Vekiller Bolu ile hem hal olamadı, Bolu vekilinin ne işi vardı Akdeniz asamblesinde masablesinde görevi? Millet Tanju Özcan'a Bolu'da gördüğü, her daim ulaşabildiği, kendinden biri olduğu için oy verdi. Türkiye geneli oy kaybeden partisinin Bolu'da oy arttırmasının başka izahı olabilir mi? Yaşlı annesi ve babasını Karaçayır Mahallesinde ellerinde oğullarının broşürünü dağıtıp destek isterken görmüşken Ak parti teşkilatı tam anlamıyla çalıştı diyebilir miyiz? Yada siz olsanız hangisini daha çok kendinizden görürsünüz?

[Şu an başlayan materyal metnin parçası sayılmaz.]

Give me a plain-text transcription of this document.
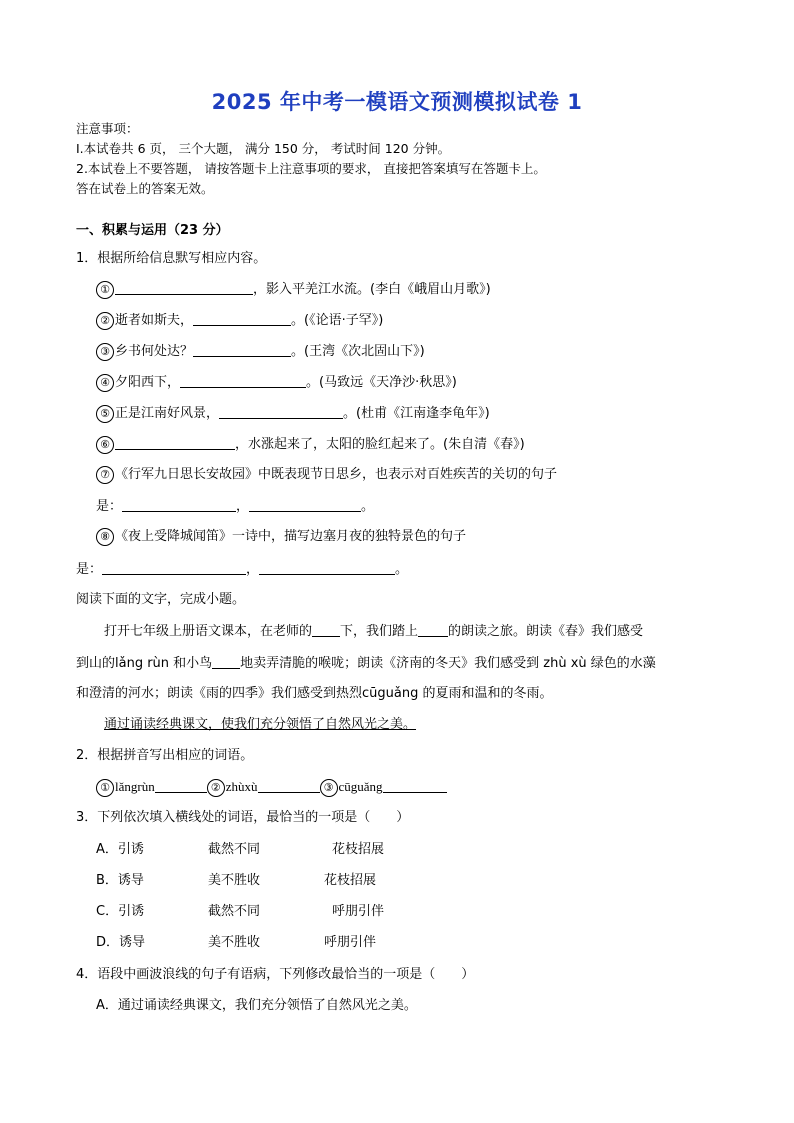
2025 年中考一模语文预测模拟试卷 1
注意事项：
Ⅰ.本试卷共 6 页， 三个大题， 满分 150 分， 考试时间 120 分钟。
2.本试卷上不要答题， 请按答题卡上注意事项的要求， 直接把答案填写在答题卡上。
答在试卷上的答案无效。
一、积累与运用（23 分）
1．根据所给信息默写相应内容。
①	，影入平羌江水流。(李白《峨眉山月歌》)
② 逝者如斯夫，	。(《论语·子罕》)
③ 乡书何处达？	。(王湾《次北固山下》)
④ 夕阳西下，	。(马致远《天净沙·秋思》)
⑤ 正是江南好风景，	。(杜甫《江南逢李龟年》)
⑥	，水涨起来了，太阳的脸红起来了。(朱自清《春》)
⑦ 《行军九日思长安故园》中既表现节日思乡，也表示对百姓疾苦的关切的句子
是：	，	。
⑧ 《夜上受降城闻笛》一诗中，描写边塞月夜的独特景色的句子
是：	，	。
阅读下面的文字，完成小题。
打开七年级上册语文课本，在老师的 下，我们踏上 的朗读之旅。朗读《春》我们感受
到山的lǎng rùn 和小鸟 地卖弄清脆的喉咙；朗读《济南的冬天》我们感受到 zhù xù 绿色的水藻
和澄清的河水；朗读《雨的四季》我们感受到热烈cūguǎng 的夏雨和温和的冬雨。
通过诵读经典课文，使我们充分领悟了自然风光之美。
2．根据拼音写出相应的词语。
① lǎngrùn	② zhùxù	③ cūguǎng
3．下列依次填入横线处的词语，最恰当的一项是（　　）
A．引诱	截然不同	花枝招展
B．诱导	美不胜收	花枝招展
C．引诱	截然不同	呼朋引伴
D．诱导	美不胜收	呼朋引伴
4．语段中画波浪线的句子有语病，下列修改最恰当的一项是（　　）
A．通过诵读经典课文，我们充分领悟了自然风光之美。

Bizim gibi küçük fuar şehirlerinin vekilleri seçmen bölgesinde zamanını geçirmeli. Hükümet komisyon ve dış temsilcilik görevlerini büyük şehirlerden çıkardığı adaylara vermeli. Fuar şehirlerinin vekillerine ise git kardeşim seçim bölgenle ilgilen, yarın yine aynı kişilerden oy isteyeceğiz” demeli veya vekil bunu teklif etmeli. Büyük şehirliler vekil isimlerini hiç bilmezken küçük şehirler vekilinin samimiyetine göre oy kullanıyor.

Artık karşımızda CHP'den MHP'ye, MHP'den AKP'ye, AKP'den HDP'ye veya tam tersi yönde oy kullanabilen bilinçli seçmen olduğu unutulmamalı.

Hele ki aynı seçmene beklide birkaç ay sonra oy istemeye gidilebileceği akıldan çıkarılmamalı. Parti bile bu konuda hassas olunmasını, seçmen bizi tercih ettiğinde iyi, etmediğinde değil” tek başımıza iktidar olamadık destek alamayız ve bu halka yansır” tavrının en alt kademeye kadar kesinlikle kullanılmamasını söyledi.

AK Partinin ilk değerlendirmelerine baktığımda bu seçimden güçlenerek çıkacağını düşünüyorum, BÜYÜK USTA'NIN bu günlere özel stratejisi muhakkak vardır.